Don’t ask me where I’ve been or what has taken my time away from this blog. I love to write, to journal. I think about what I would write but it seems there is just never enough time. J (crazydad) and I are working on a project together which is time consuming and not going too quick. J also loves to write but he writes novels or short stories. He has three or four sitting on our harddrive doing nothing but waiting for our computer to crash so we will lose them. One of them was based on my idea and theory, so when I recently had another idea for a novel after telling me to write it myself, he offered to co-write it. I am intimidated by actually writing a novel. So we have storyboarded and made changes and storyboarded some more. That is as far as we have gotten but I like it. It isn’t exactly like the vision in my mind but there is still time to bring him around to more like what I want. He is the master with the words so I need his input when it comes down to it
I have been offline more the last few weeks. One day I realized I was on messages boards and facebook far more then I needed to be so I have been making a conscious effort to cut back. The piles of things I “need” to do on my desk that is meant to be used for my creative hobbies is starting to become more cleared off. I still want to start creating the scrapbook layouts to sell but I have yet to find it a priority.

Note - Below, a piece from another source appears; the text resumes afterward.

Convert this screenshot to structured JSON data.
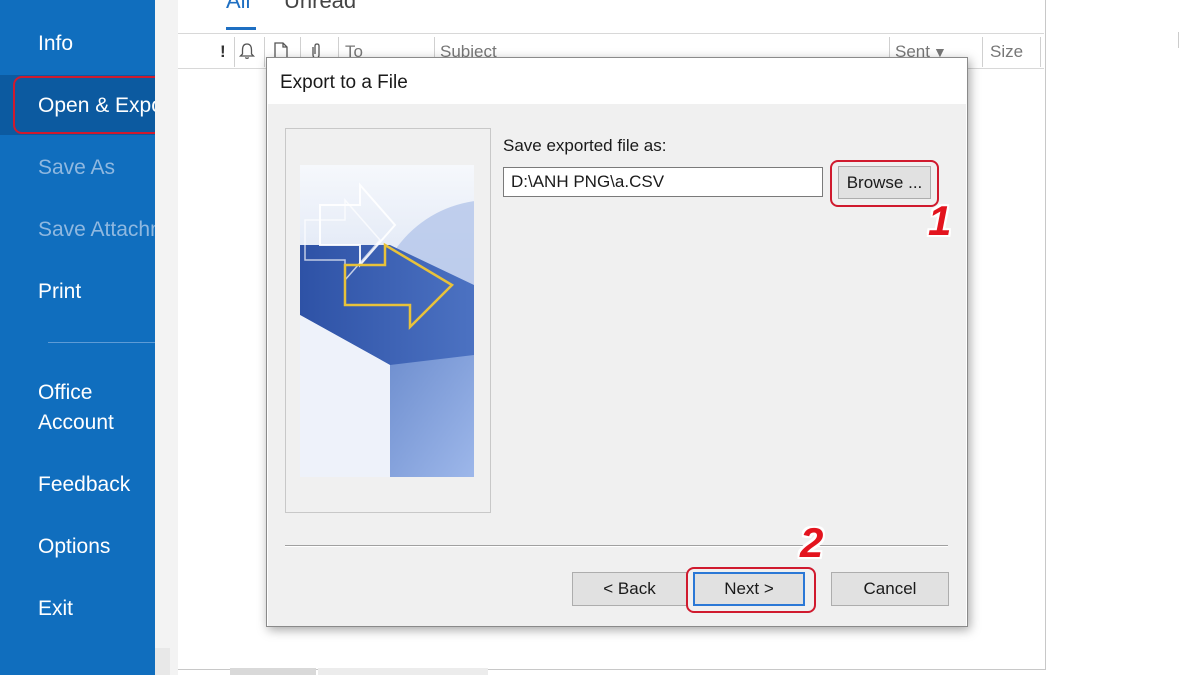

I’ve also begun the daunting task of interviewing schools for MD for next Fall. In our state all children who enter Kindergarten have the right to 3 hours of free preschool instruction time at an approved school the Fall before. If it were up to me I would not send her but she still cries almost everyday when we drop JM off at his school pleading with me to leave her as well. I tell you it does wonders on my self esteem. Mean while the boy is so bored in kindergarten he is becoming quite the class clown and getting in trouble. The teacher approached me last week about gifted testing. I have mixed feelings about it. J is worried about labels but without them I worry JM won’t get what he craves and that is attention, knowledge and teachers that teach “outside the box”. Those type of teacher generally are your gifted teachers. We’ll see what happens.
As far as how my food and exercise is going…. well…. I am doing my typical avoid game… if I avoid the problem there is no problem. My very own form of “I think therefore I am”.